Tell It to the Judge. (a) How fast must you be approaching a red traffic light \((\lambda=675 \mathrm{nm})\) for it to appear yellow \((\lambda=575 \mathrm{nm})\) ? Express your answer in terms of the speed of light. (b) If you used this as a reason not to get a ticket for running a red light, how much of a fine would you get for speeding? Assume that the fine is \(\$ 1.00\) for each kilometer per hour that your speed exceeds the posted limit of 90 \(\mathrm{km} / \mathrm{h}\) .

When a particle meets its antiparticle, they annihilate each other and their mass is converted to light energy. The United States uses approximately \(1.0 \times 10^{20} \mathrm{J}\) of energy per year. (a) If all this energy came from a futuristic antimatter reactor, how much mass of matter and antimatter fuel would be consumed yearly? (b) If this fuel had the density of iron \(\left(7.86 \mathrm{g} / \mathrm{cm}^{3}\right)\) and were stacked in bricks to form a cubical pile, how high would it be? (Before you get your hopes up, antimatter reactors are a long way in the future-if they ever will be feasible.

A person is standing at rest on level ground. How fast would she have to run to (a) double her total energy and (b) increase her total energy by a factor of 10?

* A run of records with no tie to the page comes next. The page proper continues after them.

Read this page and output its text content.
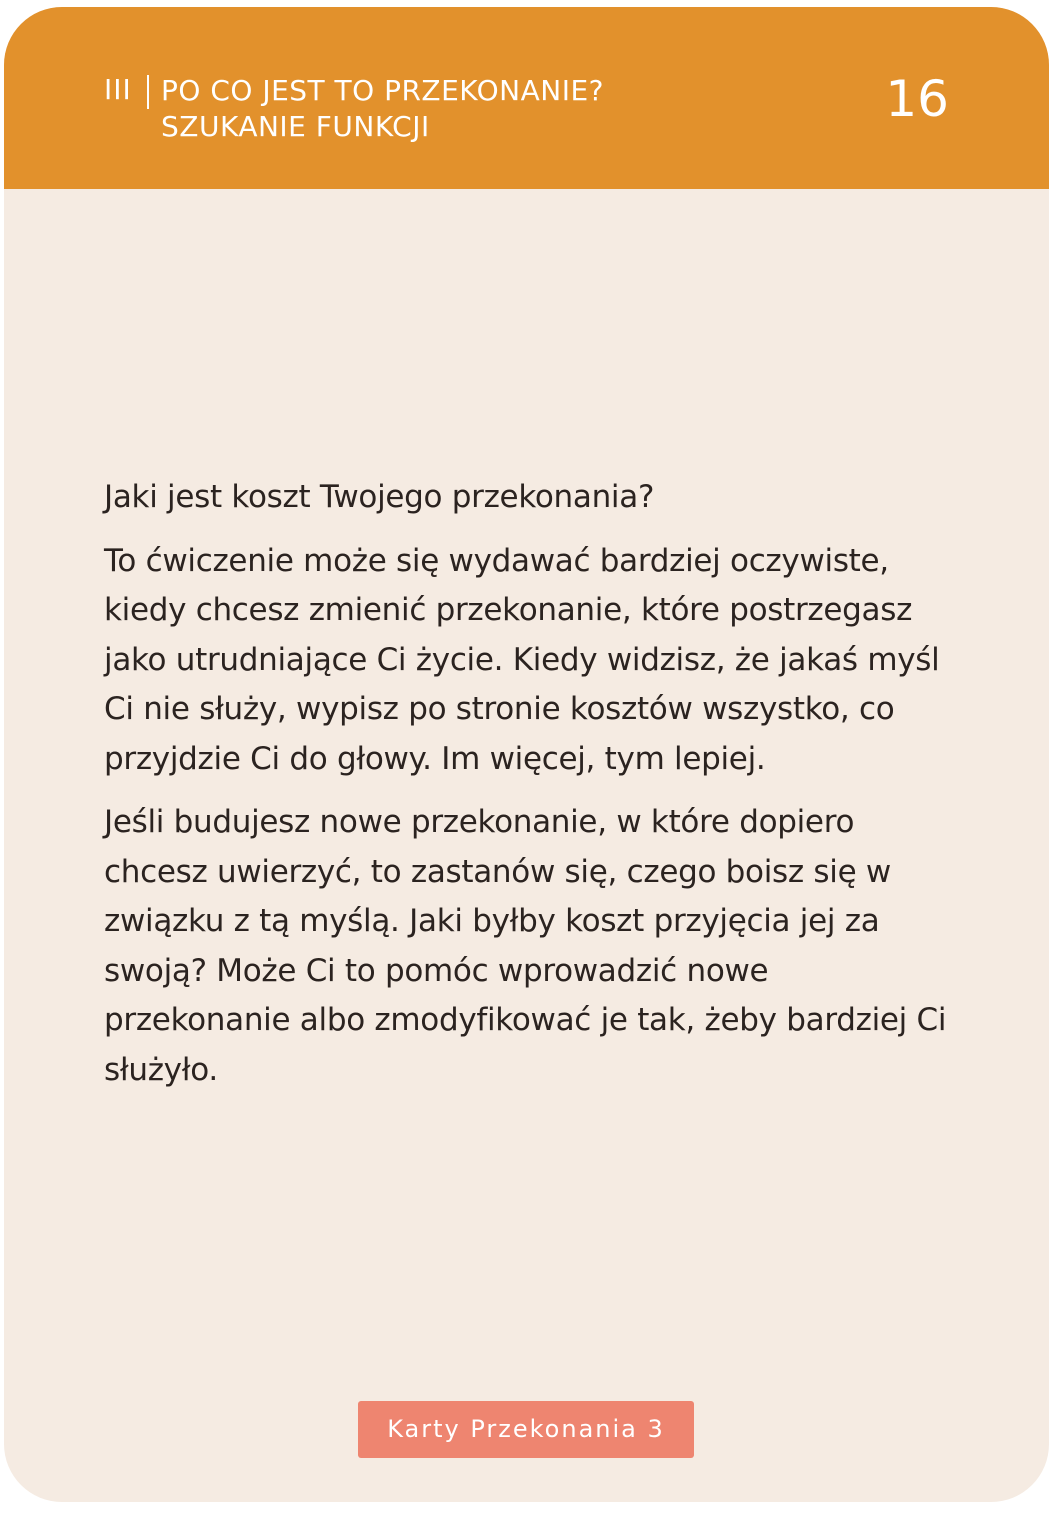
III PO CO JEST TO PRZEKONANIE?
SZUKANIE FUNKCJI	16

Jaki jest koszt Twojego przekonania?

To ćwiczenie może się wydawać bardziej oczywiste, kiedy chcesz zmienić przekonanie, które postrzegasz jako utrudniające Ci życie. Kiedy widzisz, że jakaś myśl Ci nie służy, wypisz po stronie kosztów wszystko, co przyjdzie Ci do głowy. Im więcej, tym lepiej.

Jeśli budujesz nowe przekonanie, w które dopiero chcesz uwierzyć, to zastanów się, czego boisz się w związku z tą myślą. Jaki byłby koszt przyjęcia jej za swoją? Może Ci to pomóc wprowadzić nowe przekonanie albo zmodyfikować je tak, żeby bardziej Ci służyło.

Karty Przekonania 3
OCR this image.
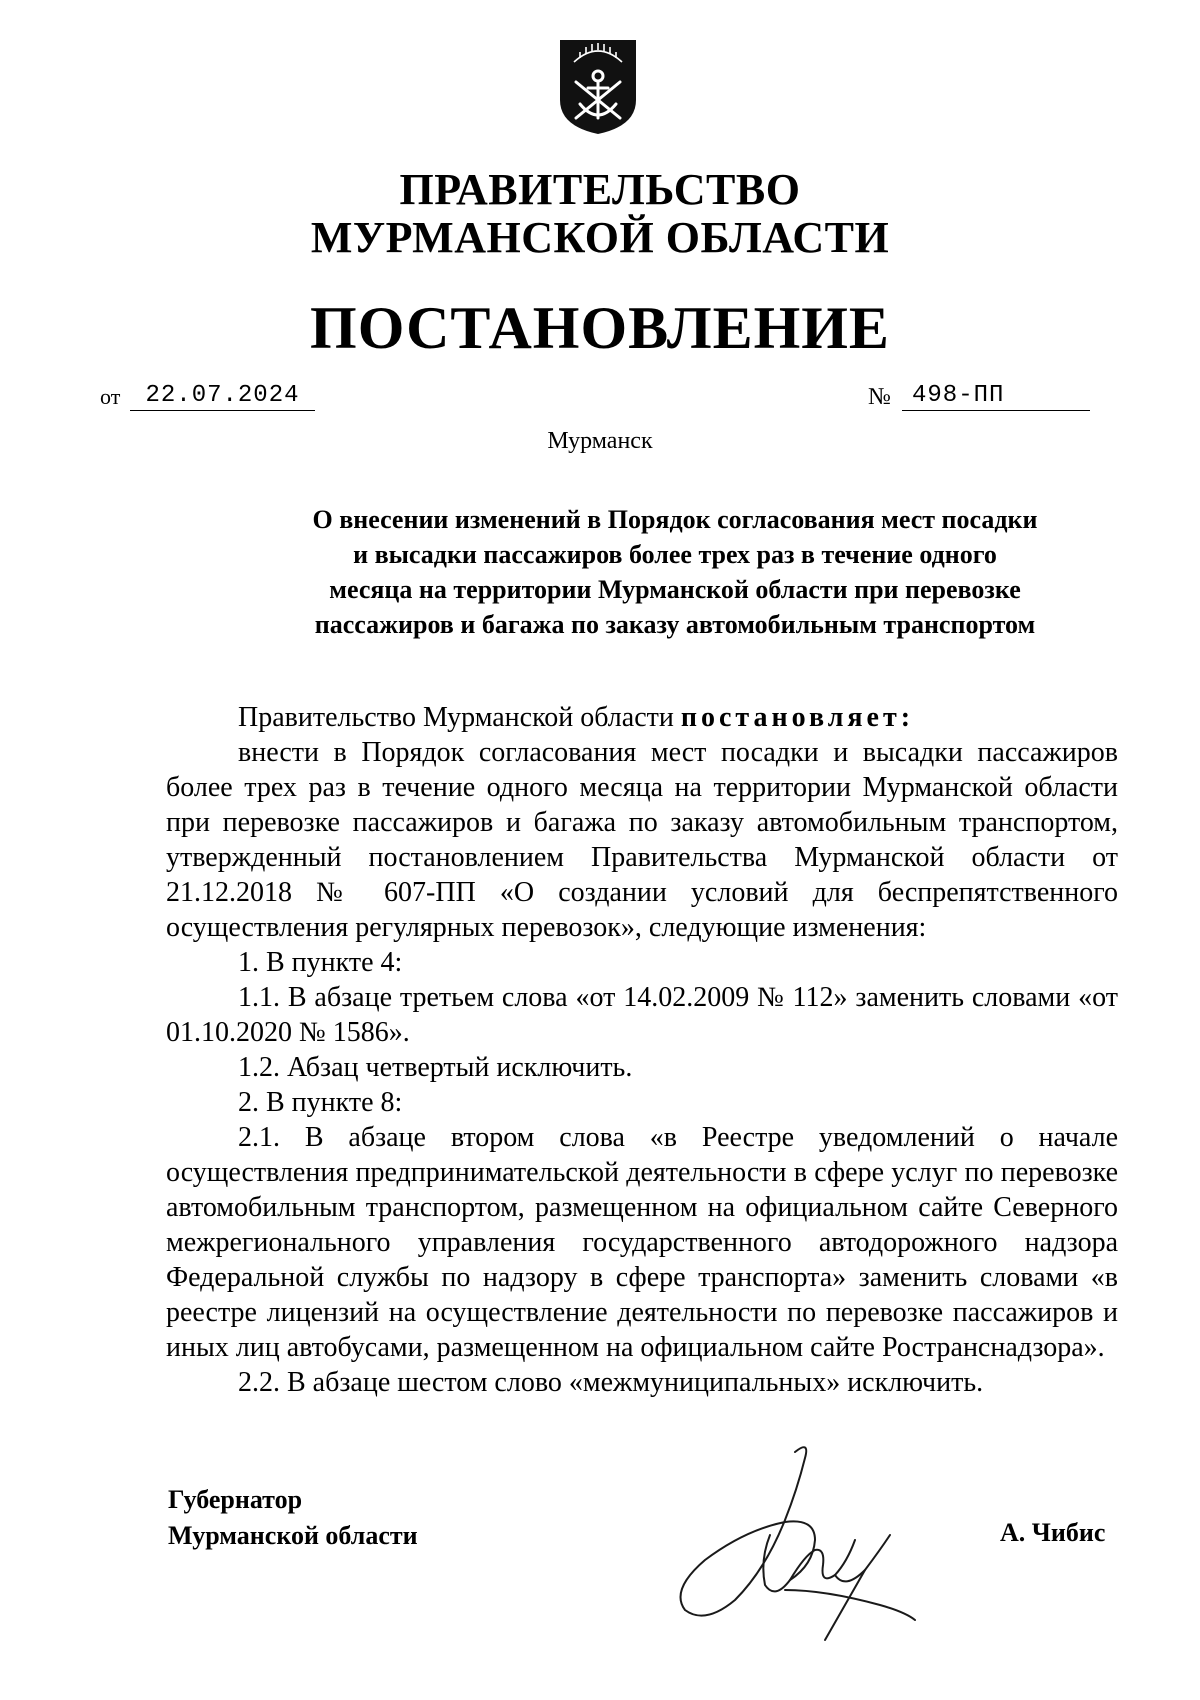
ПРАВИТЕЛЬСТВО
МУРМАНСКОЙ ОБЛАСТИ
ПОСТАНОВЛЕНИЕ
от	22.07.2024	№ 498-ПП
Мурманск
О внесении изменений в Порядок согласования мест посадки
и высадки пассажиров более трех раз в течение одного
месяца на территории Мурманской области при перевозке
пассажиров и багажа по заказу автомобильным транспортом

Правительство Мурманской области постановляет:

внести в Порядок согласования мест посадки и высадки пассажиров более трех раз в течение одного месяца на территории Мурманской области при перевозке пассажиров и багажа по заказу автомобильным транспортом, утвержденный постановлением Правительства Мурманской области от 21.12.2018 № 607-ПП «О создании условий для беспрепятственного осуществления регулярных перевозок», следующие изменения:

1. В пункте 4:

1.1. В абзаце третьем слова «от 14.02.2009 № 112» заменить словами «от 01.10.2020 № 1586».

1.2. Абзац четвертый исключить.

2. В пункте 8:

2.1. В абзаце втором слова «в Реестре уведомлений о начале осуществления предпринимательской деятельности в сфере услуг по перевозке автомобильным транспортом, размещенном на официальном сайте Северного межрегионального управления государственного автодорожного надзора Федеральной службы по надзору в сфере транспорта» заменить словами «в реестре лицензий на осуществление деятельности по перевозке пассажиров и иных лиц автобусами, размещенном на официальном сайте Ространснадзора».

2.2. В абзаце шестом слово «межмуниципальных» исключить.

Губернатор
Мурманской области	А. Чибис
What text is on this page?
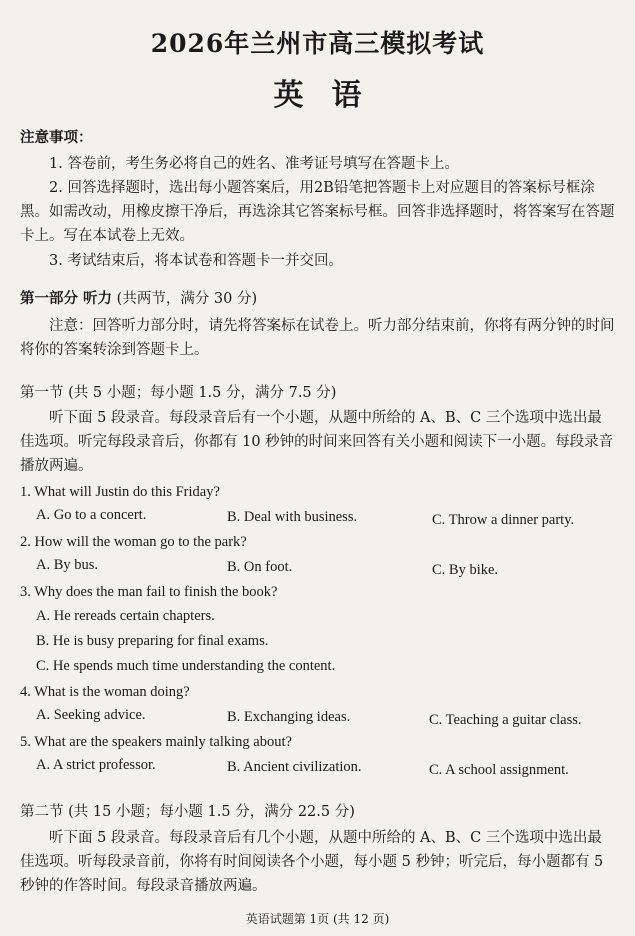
2026年兰州市高三模拟考试
英语
注意事项：
1. 答卷前，考生务必将自己的姓名、准考证号填写在答题卡上。
2. 回答选择题时，选出每小题答案后，用2B铅笔把答题卡上对应题目的答案标号框涂黑。如需改动，用橡皮擦干净后，再选涂其它答案标号框。回答非选择题时，将答案写在答题卡上。写在本试卷上无效。
3. 考试结束后，将本试卷和答题卡一并交回。
第一部分 听力 (共两节，满分 30 分)
注意：回答听力部分时，请先将答案标在试卷上。听力部分结束前，你将有两分钟的时间将你的答案转涂到答题卡上。
第一节 (共 5 小题；每小题 1.5 分，满分 7.5 分)
听下面 5 段录音。每段录音后有一个小题，从题中所给的 A、B、C 三个选项中选出最佳选项。听完每段录音后，你都有 10 秒钟的时间来回答有关小题和阅读下一小题。每段录音播放两遍。
1. What will Justin do this Friday?
A. Go to a concert.	B. Deal with business.	C. Throw a dinner party.
2. How will the woman go to the park?
A. By bus.	B. On foot.	C. By bike.
3. Why does the man fail to finish the book?
A. He rereads certain chapters.
B. He is busy preparing for final exams.
C. He spends much time understanding the content.
4. What is the woman doing?
A. Seeking advice.	B. Exchanging ideas.	C. Teaching a guitar class.
5. What are the speakers mainly talking about?
A. A strict professor.	B. Ancient civilization.	C. A school assignment.
第二节 (共 15 小题；每小题 1.5 分，满分 22.5 分)
听下面 5 段录音。每段录音后有几个小题，从题中所给的 A、B、C 三个选项中选出最佳选项。听每段录音前，你将有时间阅读各个小题，每小题 5 秒钟；听完后，每小题都有 5 秒钟的作答时间。每段录音播放两遍。
英语试题第 1页 (共 12 页)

An unstable particle is created in the upper atmosphere from a cosmic ray and travels straight down toward the surface of the earth with a speed of 0.99540\(c\) relative to the earth. A scientist at rest on the earth's surface measures that the particle is created at an altitude of 45.0 \(\mathrm{km} .\) (a) As measured by the scientist, how much time does it take the particle to travel the 45.0 \(\mathrm{km}\) to the surface of the earth? (b) Use the length-contraction formula to calculate the distance from where the particle is created to the surface of the earth as measured in the particle's frame. (c) In the particle's frame, how much time does it take the particle to travel from where it is created to the surface of the earth? Calculate this time both by the time dilation formula and from the distance calculated in part (b). Do the two results agree?

Muons are unstable subatomic particles that decay to electrons with a mean lifetime of 2.2\(\mu \mathrm{s}\) . They are produced when cosmic rays bombard the upper atmosphere about 10 \(\mathrm{km}\) above the earth's surface, and they travel very close to the speed of light. The problem we want to address is why we see any of them at the earth's surface. (a) What is the greatest distance a muon could travel during its 2.2 -\mus lifetime? (b) According to your answer in part (a), it would seem that muons could never make it to the ground. But the \(2.2-\mu \mathrm{s}\) lifetime is measured in the frame of the muon, and muons are moving very fast. At a speed of \(0.999 c,\) what is the mean lifetime of a muon as measured by an observer at rest on the earth? How far would the muon travel in this time? Does this result explain why we find muons in cosmic rays? (c) From the point of view of the muon, it still lives for only \(2.2 \mu s,\) so how does it make it to the ground? What is the thickness of the 10 \(\mathrm{km}\) of atmosphere through which the muon must travel, as measured by the muon? Is it now clear how the muon is able to reach the ground?